Wednesday, April 6, 2011

We Should Care

Today, April 5, 2011, was a rough day. In the early morning hours, a storm attacked my home in Tallahassee, Florida, with great ferocity. In my own yard, three magnificent Red Oaks were laid to rest alongside the grave of my revered golden retriever, Chelsea of Lancaster Park. Chelsea was undisturbed, however, and continues her rest unabated.

The same cannot be said for those of us who still live and breathe. My heart was touched tonight as I read the comments of an aged minister in the comments section of a computer newspaper in the town where I was born and raised. The newspaper, titled the Madison Voice (and comment), which can be read at http://madisonfloridavoice.net/?p=17379&cpage=1#comment-15914, certainly tugged at my heart strings.

Our world, here and abroad, has erupted in a realization of the tightening of available resources. Abroad, the youth in other countries are turning against corruption and the defiling of sacred honor of self and others. Here at home, we are caught up in a web of turning against our old—perhaps because they offer a softer target than that faced by the younger generations in countries of the Middle East. There, in those places, the angst of what happens tomorrow is directed with great honesty against those who are stealing the future of the young.

While revolution abroad attacks the incumbent and corrupt leaderships that exist in those countries, we turn instead against our teachers, against those who care for our young, and against our elderly. It is a sad commentary and one of which no right thinking individual can be proud. While those who have robbed and pillaged for generations in foreign countries face a quandary and possibly the gallows, here at home we have turned against our strengths in what appears to be a resolve to reveal the most venial in ourselves. We refuse to live within our means. We refuse to face up to our responsibilities for our young and our elderly in order that we can reap great profits for ourselves in the moment.

Meanwhile, our brethren in foreign lands take a different stance and demand that corrupt leadership yield to those with better ideas and hope for the future.
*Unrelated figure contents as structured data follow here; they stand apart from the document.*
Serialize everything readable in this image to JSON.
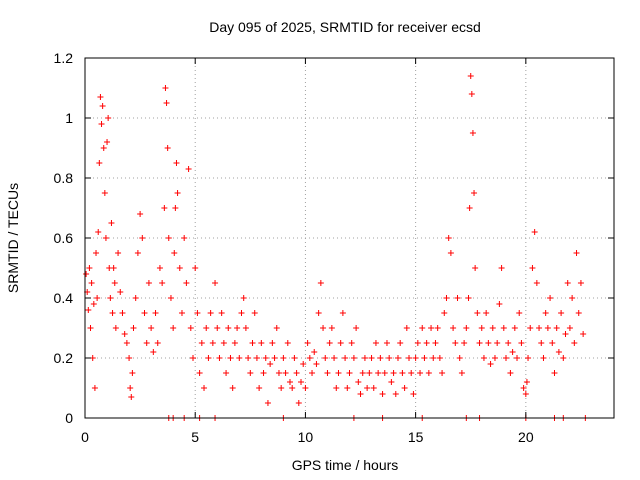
{
  "chart_data": {
    "type": "scatter",
    "title": "Day 095 of 2025, SRMTID for receiver ecsd",
    "xlabel": "GPS time / hours",
    "ylabel": "SRMTID / TECUs",
    "xlim": [
      0,
      24
    ],
    "ylim": [
      0,
      1.2
    ],
    "xticks": [
      0,
      5,
      10,
      15,
      20
    ],
    "yticks": [
      0,
      0.2,
      0.4,
      0.6,
      0.8,
      1,
      1.2
    ],
    "xtick_labels": [
      "0",
      "5",
      "10",
      "15",
      "20"
    ],
    "ytick_labels": [
      "0",
      "0.2",
      "0.4",
      "0.6",
      "0.8",
      "1",
      "1.2"
    ],
    "grid": true,
    "marker": "+",
    "color": "#ff0000",
    "series": [
      {
        "name": "SRMTID",
        "points": [
          [
            0.05,
            0.48
          ],
          [
            0.1,
            0.42
          ],
          [
            0.15,
            0.36
          ],
          [
            0.2,
            0.5
          ],
          [
            0.25,
            0.3
          ],
          [
            0.3,
            0.45
          ],
          [
            0.35,
            0.2
          ],
          [
            0.4,
            0.38
          ],
          [
            0.45,
            0.1
          ],
          [
            0.5,
            0.55
          ],
          [
            0.55,
            0.4
          ],
          [
            0.6,
            0.62
          ],
          [
            0.65,
            0.85
          ],
          [
            0.7,
            1.07
          ],
          [
            0.75,
            0.98
          ],
          [
            0.8,
            1.04
          ],
          [
            0.85,
            0.9
          ],
          [
            0.9,
            0.75
          ],
          [
            0.95,
            0.6
          ],
          [
            1.0,
            0.92
          ],
          [
            1.05,
            1.0
          ],
          [
            1.1,
            0.5
          ],
          [
            1.15,
            0.4
          ],
          [
            1.2,
            0.65
          ],
          [
            1.25,
            0.35
          ],
          [
            1.3,
            0.5
          ],
          [
            1.35,
            0.45
          ],
          [
            1.4,
            0.3
          ],
          [
            1.5,
            0.55
          ],
          [
            1.6,
            0.42
          ],
          [
            1.7,
            0.35
          ],
          [
            1.8,
            0.28
          ],
          [
            1.9,
            0.25
          ],
          [
            2.0,
            0.2
          ],
          [
            2.05,
            0.1
          ],
          [
            2.1,
            0.07
          ],
          [
            2.15,
            0.15
          ],
          [
            2.2,
            0.3
          ],
          [
            2.3,
            0.4
          ],
          [
            2.4,
            0.55
          ],
          [
            2.5,
            0.68
          ],
          [
            2.6,
            0.6
          ],
          [
            2.7,
            0.35
          ],
          [
            2.8,
            0.25
          ],
          [
            2.9,
            0.45
          ],
          [
            3.0,
            0.3
          ],
          [
            3.1,
            0.22
          ],
          [
            3.2,
            0.35
          ],
          [
            3.3,
            0.25
          ],
          [
            3.4,
            0.5
          ],
          [
            3.5,
            0.45
          ],
          [
            3.6,
            0.7
          ],
          [
            3.65,
            1.1
          ],
          [
            3.7,
            1.05
          ],
          [
            3.75,
            0.9
          ],
          [
            3.8,
            0.6
          ],
          [
            3.9,
            0.4
          ],
          [
            4.0,
            0.3
          ],
          [
            4.05,
            0.55
          ],
          [
            4.1,
            0.7
          ],
          [
            4.15,
            0.85
          ],
          [
            4.2,
            0.75
          ],
          [
            4.3,
            0.5
          ],
          [
            4.4,
            0.35
          ],
          [
            4.5,
            0.6
          ],
          [
            4.6,
            0.45
          ],
          [
            4.7,
            0.83
          ],
          [
            4.8,
            0.3
          ],
          [
            4.9,
            0.2
          ],
          [
            5.0,
            0.5
          ],
          [
            5.1,
            0.35
          ],
          [
            5.2,
            0.15
          ],
          [
            5.3,
            0.25
          ],
          [
            5.4,
            0.1
          ],
          [
            5.5,
            0.3
          ],
          [
            5.6,
            0.2
          ],
          [
            5.7,
            0.35
          ],
          [
            5.8,
            0.25
          ],
          [
            5.9,
            0.45
          ],
          [
            6.0,
            0.3
          ],
          [
            6.1,
            0.2
          ],
          [
            6.2,
            0.35
          ],
          [
            6.3,
            0.25
          ],
          [
            6.4,
            0.15
          ],
          [
            6.5,
            0.3
          ],
          [
            6.6,
            0.2
          ],
          [
            6.7,
            0.1
          ],
          [
            6.8,
            0.25
          ],
          [
            6.9,
            0.3
          ],
          [
            7.0,
            0.2
          ],
          [
            7.1,
            0.35
          ],
          [
            7.2,
            0.4
          ],
          [
            7.3,
            0.3
          ],
          [
            7.4,
            0.2
          ],
          [
            7.5,
            0.15
          ],
          [
            7.6,
            0.25
          ],
          [
            7.7,
            0.35
          ],
          [
            7.8,
            0.2
          ],
          [
            7.9,
            0.1
          ],
          [
            8.0,
            0.25
          ],
          [
            8.1,
            0.15
          ],
          [
            8.2,
            0.2
          ],
          [
            8.3,
            0.05
          ],
          [
            8.4,
            0.18
          ],
          [
            8.5,
            0.25
          ],
          [
            8.6,
            0.2
          ],
          [
            8.7,
            0.3
          ],
          [
            8.8,
            0.15
          ],
          [
            8.9,
            0.1
          ],
          [
            9.0,
            0.2
          ],
          [
            9.1,
            0.15
          ],
          [
            9.2,
            0.25
          ],
          [
            9.3,
            0.12
          ],
          [
            9.4,
            0.1
          ],
          [
            9.5,
            0.2
          ],
          [
            9.6,
            0.15
          ],
          [
            9.7,
            0.05
          ],
          [
            9.8,
            0.12
          ],
          [
            9.9,
            0.18
          ],
          [
            10.0,
            0.1
          ],
          [
            10.1,
            0.25
          ],
          [
            10.2,
            0.2
          ],
          [
            10.3,
            0.15
          ],
          [
            10.4,
            0.22
          ],
          [
            10.5,
            0.18
          ],
          [
            10.6,
            0.35
          ],
          [
            10.7,
            0.45
          ],
          [
            10.8,
            0.3
          ],
          [
            10.9,
            0.2
          ],
          [
            11.0,
            0.15
          ],
          [
            11.1,
            0.25
          ],
          [
            11.2,
            0.3
          ],
          [
            11.3,
            0.2
          ],
          [
            11.4,
            0.1
          ],
          [
            11.5,
            0.15
          ],
          [
            11.6,
            0.25
          ],
          [
            11.7,
            0.35
          ],
          [
            11.8,
            0.2
          ],
          [
            11.9,
            0.1
          ],
          [
            12.0,
            0.15
          ],
          [
            12.1,
            0.25
          ],
          [
            12.2,
            0.2
          ],
          [
            12.3,
            0.3
          ],
          [
            12.4,
            0.12
          ],
          [
            12.5,
            0.08
          ],
          [
            12.6,
            0.15
          ],
          [
            12.7,
            0.2
          ],
          [
            12.8,
            0.1
          ],
          [
            12.9,
            0.15
          ],
          [
            13.0,
            0.2
          ],
          [
            13.1,
            0.1
          ],
          [
            13.2,
            0.25
          ],
          [
            13.3,
            0.15
          ],
          [
            13.4,
            0.2
          ],
          [
            13.5,
            0.08
          ],
          [
            13.6,
            0.15
          ],
          [
            13.7,
            0.25
          ],
          [
            13.8,
            0.2
          ],
          [
            13.9,
            0.12
          ],
          [
            14.0,
            0.15
          ],
          [
            14.1,
            0.08
          ],
          [
            14.2,
            0.2
          ],
          [
            14.3,
            0.25
          ],
          [
            14.4,
            0.15
          ],
          [
            14.5,
            0.1
          ],
          [
            14.6,
            0.3
          ],
          [
            14.7,
            0.2
          ],
          [
            14.8,
            0.15
          ],
          [
            14.9,
            0.08
          ],
          [
            15.0,
            0.2
          ],
          [
            15.1,
            0.25
          ],
          [
            15.2,
            0.15
          ],
          [
            15.3,
            0.3
          ],
          [
            15.4,
            0.2
          ],
          [
            15.5,
            0.25
          ],
          [
            15.6,
            0.15
          ],
          [
            15.7,
            0.3
          ],
          [
            15.8,
            0.2
          ],
          [
            15.9,
            0.25
          ],
          [
            16.0,
            0.3
          ],
          [
            16.1,
            0.2
          ],
          [
            16.2,
            0.15
          ],
          [
            16.3,
            0.35
          ],
          [
            16.4,
            0.4
          ],
          [
            16.5,
            0.6
          ],
          [
            16.6,
            0.55
          ],
          [
            16.7,
            0.3
          ],
          [
            16.8,
            0.25
          ],
          [
            16.9,
            0.4
          ],
          [
            17.0,
            0.2
          ],
          [
            17.1,
            0.15
          ],
          [
            17.2,
            0.25
          ],
          [
            17.3,
            0.3
          ],
          [
            17.4,
            0.4
          ],
          [
            17.45,
            0.7
          ],
          [
            17.5,
            1.14
          ],
          [
            17.55,
            1.08
          ],
          [
            17.6,
            0.95
          ],
          [
            17.65,
            0.75
          ],
          [
            17.7,
            0.5
          ],
          [
            17.8,
            0.35
          ],
          [
            17.9,
            0.25
          ],
          [
            18.0,
            0.3
          ],
          [
            18.1,
            0.2
          ],
          [
            18.2,
            0.35
          ],
          [
            18.3,
            0.25
          ],
          [
            18.4,
            0.18
          ],
          [
            18.5,
            0.3
          ],
          [
            18.6,
            0.2
          ],
          [
            18.7,
            0.25
          ],
          [
            18.8,
            0.38
          ],
          [
            18.9,
            0.5
          ],
          [
            19.0,
            0.3
          ],
          [
            19.1,
            0.2
          ],
          [
            19.2,
            0.25
          ],
          [
            19.3,
            0.15
          ],
          [
            19.4,
            0.22
          ],
          [
            19.5,
            0.3
          ],
          [
            19.6,
            0.2
          ],
          [
            19.7,
            0.35
          ],
          [
            19.8,
            0.25
          ],
          [
            19.9,
            0.1
          ],
          [
            20.0,
            0.08
          ],
          [
            20.05,
            0.12
          ],
          [
            20.1,
            0.2
          ],
          [
            20.2,
            0.3
          ],
          [
            20.3,
            0.5
          ],
          [
            20.4,
            0.62
          ],
          [
            20.5,
            0.45
          ],
          [
            20.6,
            0.3
          ],
          [
            20.7,
            0.25
          ],
          [
            20.8,
            0.2
          ],
          [
            20.9,
            0.35
          ],
          [
            21.0,
            0.3
          ],
          [
            21.1,
            0.4
          ],
          [
            21.2,
            0.25
          ],
          [
            21.3,
            0.15
          ],
          [
            21.4,
            0.3
          ],
          [
            21.5,
            0.22
          ],
          [
            21.6,
            0.35
          ],
          [
            21.7,
            0.2
          ],
          [
            21.8,
            0.28
          ],
          [
            21.9,
            0.45
          ],
          [
            22.0,
            0.3
          ],
          [
            22.1,
            0.4
          ],
          [
            22.2,
            0.25
          ],
          [
            22.3,
            0.55
          ],
          [
            22.4,
            0.35
          ],
          [
            22.5,
            0.45
          ],
          [
            22.6,
            0.28
          ],
          [
            3.8,
            0.0
          ],
          [
            4.0,
            0.0
          ],
          [
            4.5,
            0.0
          ],
          [
            5.2,
            0.0
          ],
          [
            5.9,
            0.0
          ],
          [
            9.0,
            0.0
          ],
          [
            12.2,
            0.0
          ],
          [
            13.5,
            0.0
          ],
          [
            15.3,
            0.0
          ],
          [
            17.3,
            0.0
          ],
          [
            17.9,
            0.0
          ],
          [
            20.0,
            0.0
          ],
          [
            21.3,
            0.0
          ],
          [
            21.7,
            0.0
          ],
          [
            22.7,
            0.0
          ]
        ]
      }
    ]
  }
}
Such a picture of us in this day can only produce a picture tomorrow which will be an embarrassment to our descendants. Perhaps the words of the ancient prophets do not ring hollow near this anniversary of the surrender of the confederacy of the southern insurrection, along with anniversaries of the season that remembers the deaths of Martin King and Robert Kennedy; perhaps the sins of the fathers are visited upon the children for generations. If such is the case, could not those who forecast doom for this generation indeed have an eye and an ear to the future? A future filled with the screams of agony of those who refused to face up to those who have stolen our tomorrows and our hopes for a brighter day for us or at least our descendants!

Enough you are saying. Perhaps you are right. Perhaps it is time to take my sleeping pill and go to bed. After all, tomorrow is a work day and we must not think of why we are working or for whom. We do not have the courage to undertake the task proposed by such a question. All of which may dictate that we do not have the mentality or the will to keep any semblance of a society that exists for the betterment of all and prevention of its exploitation by social psychopaths on the right and the left of the political spectrum.

All I can say is: While you may be right, it still makes me wonder why those in the rest of the world want so much and are willing to give all for what so many here deem to be so little.